We would be remiss if we failed to mention perhaps the most important contemporary rapper in the fashion world, A$AP Rocky. There are arguments for Kanye West to take this throne, but his new position as a designer puts him in a gray area of influence, existing in both spheres simultaneously and as a result fully in neither. Rocky spat a seminal line on his breakout song “Peso”,
“... Raf Simons, Rick Owens usually what I’m dressed in.”
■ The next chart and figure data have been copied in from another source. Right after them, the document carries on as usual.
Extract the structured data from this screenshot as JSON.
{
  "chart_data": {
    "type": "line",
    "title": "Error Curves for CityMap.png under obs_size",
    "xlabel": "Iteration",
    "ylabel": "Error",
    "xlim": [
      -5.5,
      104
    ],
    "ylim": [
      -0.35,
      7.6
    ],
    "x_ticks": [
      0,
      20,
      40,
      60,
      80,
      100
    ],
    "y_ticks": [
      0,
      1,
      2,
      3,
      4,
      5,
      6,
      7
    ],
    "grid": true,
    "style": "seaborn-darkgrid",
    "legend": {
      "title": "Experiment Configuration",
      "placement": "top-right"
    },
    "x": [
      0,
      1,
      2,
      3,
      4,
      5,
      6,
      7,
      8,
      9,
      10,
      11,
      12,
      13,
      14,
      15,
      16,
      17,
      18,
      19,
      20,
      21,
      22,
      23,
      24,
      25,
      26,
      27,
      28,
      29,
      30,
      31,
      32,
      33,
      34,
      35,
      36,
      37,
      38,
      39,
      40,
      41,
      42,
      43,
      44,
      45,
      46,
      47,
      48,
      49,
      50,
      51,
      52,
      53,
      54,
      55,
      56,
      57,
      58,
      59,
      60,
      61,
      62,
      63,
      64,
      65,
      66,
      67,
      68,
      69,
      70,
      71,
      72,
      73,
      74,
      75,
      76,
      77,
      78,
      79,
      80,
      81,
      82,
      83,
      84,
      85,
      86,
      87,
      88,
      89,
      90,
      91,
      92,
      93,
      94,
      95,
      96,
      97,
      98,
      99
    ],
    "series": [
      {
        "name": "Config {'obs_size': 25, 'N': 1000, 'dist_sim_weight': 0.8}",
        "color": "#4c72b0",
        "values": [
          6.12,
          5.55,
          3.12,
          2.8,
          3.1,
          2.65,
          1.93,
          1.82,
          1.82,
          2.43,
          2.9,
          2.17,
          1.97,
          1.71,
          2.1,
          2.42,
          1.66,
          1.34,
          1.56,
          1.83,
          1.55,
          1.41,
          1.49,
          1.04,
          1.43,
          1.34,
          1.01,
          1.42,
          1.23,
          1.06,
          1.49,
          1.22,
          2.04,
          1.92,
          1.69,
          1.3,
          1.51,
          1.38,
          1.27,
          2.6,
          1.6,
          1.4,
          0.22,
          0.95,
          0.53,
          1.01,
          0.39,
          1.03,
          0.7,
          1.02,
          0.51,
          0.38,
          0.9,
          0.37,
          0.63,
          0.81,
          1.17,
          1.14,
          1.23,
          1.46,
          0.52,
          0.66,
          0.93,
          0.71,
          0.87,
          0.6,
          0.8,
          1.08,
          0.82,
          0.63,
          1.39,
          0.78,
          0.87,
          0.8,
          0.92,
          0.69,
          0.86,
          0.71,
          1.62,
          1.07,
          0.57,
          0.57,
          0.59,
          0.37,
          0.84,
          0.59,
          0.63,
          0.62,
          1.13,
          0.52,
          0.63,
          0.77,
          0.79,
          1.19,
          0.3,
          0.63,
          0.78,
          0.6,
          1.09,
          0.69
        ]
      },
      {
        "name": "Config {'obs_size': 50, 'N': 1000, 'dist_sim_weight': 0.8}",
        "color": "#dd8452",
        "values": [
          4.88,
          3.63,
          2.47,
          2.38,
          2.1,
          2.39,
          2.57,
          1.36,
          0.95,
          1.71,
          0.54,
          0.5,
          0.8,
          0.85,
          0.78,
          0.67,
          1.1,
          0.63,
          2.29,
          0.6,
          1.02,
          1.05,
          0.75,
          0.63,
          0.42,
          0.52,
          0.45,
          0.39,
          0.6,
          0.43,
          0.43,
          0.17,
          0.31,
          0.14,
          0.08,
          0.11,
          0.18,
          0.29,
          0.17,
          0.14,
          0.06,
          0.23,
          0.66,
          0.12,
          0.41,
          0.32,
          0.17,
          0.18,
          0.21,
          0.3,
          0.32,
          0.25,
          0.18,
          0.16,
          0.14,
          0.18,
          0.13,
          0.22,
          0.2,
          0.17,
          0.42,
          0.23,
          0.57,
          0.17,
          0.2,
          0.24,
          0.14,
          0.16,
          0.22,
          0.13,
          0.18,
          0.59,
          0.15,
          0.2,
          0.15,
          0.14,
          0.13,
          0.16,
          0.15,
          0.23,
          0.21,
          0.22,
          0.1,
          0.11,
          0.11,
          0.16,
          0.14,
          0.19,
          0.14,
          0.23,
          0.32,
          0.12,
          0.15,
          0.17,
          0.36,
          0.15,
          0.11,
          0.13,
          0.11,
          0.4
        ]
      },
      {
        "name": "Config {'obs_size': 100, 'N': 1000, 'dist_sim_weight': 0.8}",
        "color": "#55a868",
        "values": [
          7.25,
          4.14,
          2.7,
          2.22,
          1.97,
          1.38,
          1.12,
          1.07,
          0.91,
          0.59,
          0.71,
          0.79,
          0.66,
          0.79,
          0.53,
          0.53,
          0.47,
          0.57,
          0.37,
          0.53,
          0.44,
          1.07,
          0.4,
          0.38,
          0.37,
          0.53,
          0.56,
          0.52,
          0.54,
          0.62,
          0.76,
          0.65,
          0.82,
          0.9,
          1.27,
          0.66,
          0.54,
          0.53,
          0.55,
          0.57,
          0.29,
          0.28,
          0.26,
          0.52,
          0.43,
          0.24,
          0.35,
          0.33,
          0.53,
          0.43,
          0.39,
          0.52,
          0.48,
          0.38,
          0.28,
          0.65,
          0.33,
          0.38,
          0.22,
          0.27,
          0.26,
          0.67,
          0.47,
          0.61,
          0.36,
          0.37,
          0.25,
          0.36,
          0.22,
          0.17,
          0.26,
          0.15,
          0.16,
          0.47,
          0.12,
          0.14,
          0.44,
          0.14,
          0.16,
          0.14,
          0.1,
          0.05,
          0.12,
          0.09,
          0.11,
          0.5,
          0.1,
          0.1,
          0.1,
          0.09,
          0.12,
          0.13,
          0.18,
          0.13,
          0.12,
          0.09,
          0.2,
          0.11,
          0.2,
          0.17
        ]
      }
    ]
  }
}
Here was a rapper referencing two avant-garde brands that most people had never heard of prior. He would later release “Fashion Killa” which would name-drop a whopping twenty seven high fashion brands, from household names like Versace to obscure designers like Damir Doma. His in-depth knowledge of fashion and massive popularity would see him attract the attentions of several labels. He modeled for Dior and was seen seated at countless runway shows. His fans took note as well, beginning to step up streetwear outfits by including Givenchy shirts, Rick Owens boots, and other luxury items. Those two worlds were now dangerously close, and something had to happen.
Then it did.
Louis Vuitton, a brand known for monogram bags, collaborated with Supreme. Here was the acknowledgement so many had waited for. Streetwear and high-fashion were on a level, they had made contact. Although it would never make up for the decades of ignorance and appropriation, it was a first step, and a sign of what was to come. Other high-fashion brands had long since integrated with streetwear, HBA & Off-White come to mind, but never the old guard, and never a collaboration like this.
Hip-hop had taken the distant, disinterested world of high fashion and made it visible to the masses, to whom the artists spoke, whose dreams they represented. Finally, fashion seems to be returning the favour and with the precedent of Louis Vuitton and Supreme, no-one knows what may come next.